Both sworn officers and civilians choose to pursue a career in crime analysis. Law enforcement agencies, from large police departments to small sheriff’s departments, typically have a crime analysis unit. Most law enforcement agencies require crime analysts to have a minimum of a Bachelor’s degree in a relevant field, such as criminal justice, public administration, computer science, mathematics/statistics or criminology. Continuous education will also help you stand out from a pool of applicants in this competitive field. For example, The IACA (International Association of Crime Analysts) offers professional development courses, such as Crime Mapping or Tactical Crime Analysis. Through the IALEIA (International Association of Law Enforcement Intelligence Analysts), you can complete their nationally recognized FIAT program which includes topics such as crime pattern analysis and creative/critical thinking.
According to Sergeant Greg Stewart of the Portland Police Bureau Crime Analysis Unit, continuous and higher education are key.

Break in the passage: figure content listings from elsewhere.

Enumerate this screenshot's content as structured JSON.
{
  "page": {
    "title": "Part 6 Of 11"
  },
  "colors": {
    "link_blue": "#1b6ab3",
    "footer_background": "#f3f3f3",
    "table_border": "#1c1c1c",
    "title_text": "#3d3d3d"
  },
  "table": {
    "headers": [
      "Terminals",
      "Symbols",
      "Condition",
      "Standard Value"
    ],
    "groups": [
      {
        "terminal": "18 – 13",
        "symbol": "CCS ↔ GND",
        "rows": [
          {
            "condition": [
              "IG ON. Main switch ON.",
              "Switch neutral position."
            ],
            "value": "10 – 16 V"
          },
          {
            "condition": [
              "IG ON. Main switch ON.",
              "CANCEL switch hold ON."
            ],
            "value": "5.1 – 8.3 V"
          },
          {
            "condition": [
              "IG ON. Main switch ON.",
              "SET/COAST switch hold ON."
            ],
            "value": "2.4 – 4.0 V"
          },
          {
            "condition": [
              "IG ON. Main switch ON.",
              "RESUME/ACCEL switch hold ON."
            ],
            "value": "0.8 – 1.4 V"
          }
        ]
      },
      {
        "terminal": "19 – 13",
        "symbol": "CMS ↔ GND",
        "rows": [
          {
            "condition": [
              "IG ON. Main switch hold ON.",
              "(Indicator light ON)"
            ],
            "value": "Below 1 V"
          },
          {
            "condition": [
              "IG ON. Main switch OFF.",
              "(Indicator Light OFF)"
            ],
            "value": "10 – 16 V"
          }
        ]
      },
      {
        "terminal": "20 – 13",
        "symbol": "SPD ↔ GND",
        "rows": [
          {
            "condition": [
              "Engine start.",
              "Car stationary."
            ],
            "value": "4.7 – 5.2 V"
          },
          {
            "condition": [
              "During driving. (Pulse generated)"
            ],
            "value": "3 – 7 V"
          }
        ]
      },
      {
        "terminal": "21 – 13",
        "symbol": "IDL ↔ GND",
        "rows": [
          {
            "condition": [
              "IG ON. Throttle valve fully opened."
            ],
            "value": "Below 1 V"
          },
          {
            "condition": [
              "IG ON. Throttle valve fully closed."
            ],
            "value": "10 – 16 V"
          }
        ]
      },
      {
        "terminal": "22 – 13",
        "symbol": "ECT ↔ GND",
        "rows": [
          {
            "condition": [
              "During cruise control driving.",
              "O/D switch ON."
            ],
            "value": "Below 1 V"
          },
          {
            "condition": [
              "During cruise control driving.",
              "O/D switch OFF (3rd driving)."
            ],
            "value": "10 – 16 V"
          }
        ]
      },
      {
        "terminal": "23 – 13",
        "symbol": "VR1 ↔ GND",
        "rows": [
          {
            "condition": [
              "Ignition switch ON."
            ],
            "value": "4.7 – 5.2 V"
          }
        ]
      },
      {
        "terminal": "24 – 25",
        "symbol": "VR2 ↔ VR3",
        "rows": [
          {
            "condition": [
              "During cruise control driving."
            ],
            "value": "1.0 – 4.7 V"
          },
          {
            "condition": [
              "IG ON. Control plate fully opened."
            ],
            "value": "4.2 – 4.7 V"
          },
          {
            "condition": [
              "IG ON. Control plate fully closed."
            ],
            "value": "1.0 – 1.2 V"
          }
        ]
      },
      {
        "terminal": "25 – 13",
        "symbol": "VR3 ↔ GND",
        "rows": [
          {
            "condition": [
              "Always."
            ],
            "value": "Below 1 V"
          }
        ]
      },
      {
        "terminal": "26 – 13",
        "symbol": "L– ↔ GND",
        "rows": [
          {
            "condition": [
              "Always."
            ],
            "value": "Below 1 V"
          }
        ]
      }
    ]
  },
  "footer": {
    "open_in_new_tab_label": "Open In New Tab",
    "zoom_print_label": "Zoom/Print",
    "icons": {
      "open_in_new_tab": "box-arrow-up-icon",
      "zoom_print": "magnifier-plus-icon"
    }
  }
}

For example, he points out that criminal analysts not only have to detect patterns, but also recognize when patterns do not exist and he credits higher education to equipping analysts with this particular skill.
From July 2011 to January 2012, the Santa Cruz Police Department began a trial employing a crime analysis system developed by Criminologist George Tita, Anthropologist Jeff Brantingham and Mathematicians George Mohler and Martin Short. The sophisticated predictive policing computer modeling system provides predictions, based on historical data, regarding what time of day, where and what kind of crime will occur. According to Santa Cruz’s Crime Analyst Zach Friend, burglaries declined by 4% and a total of 13 arrests, during a six month period, were made because of the innovative system.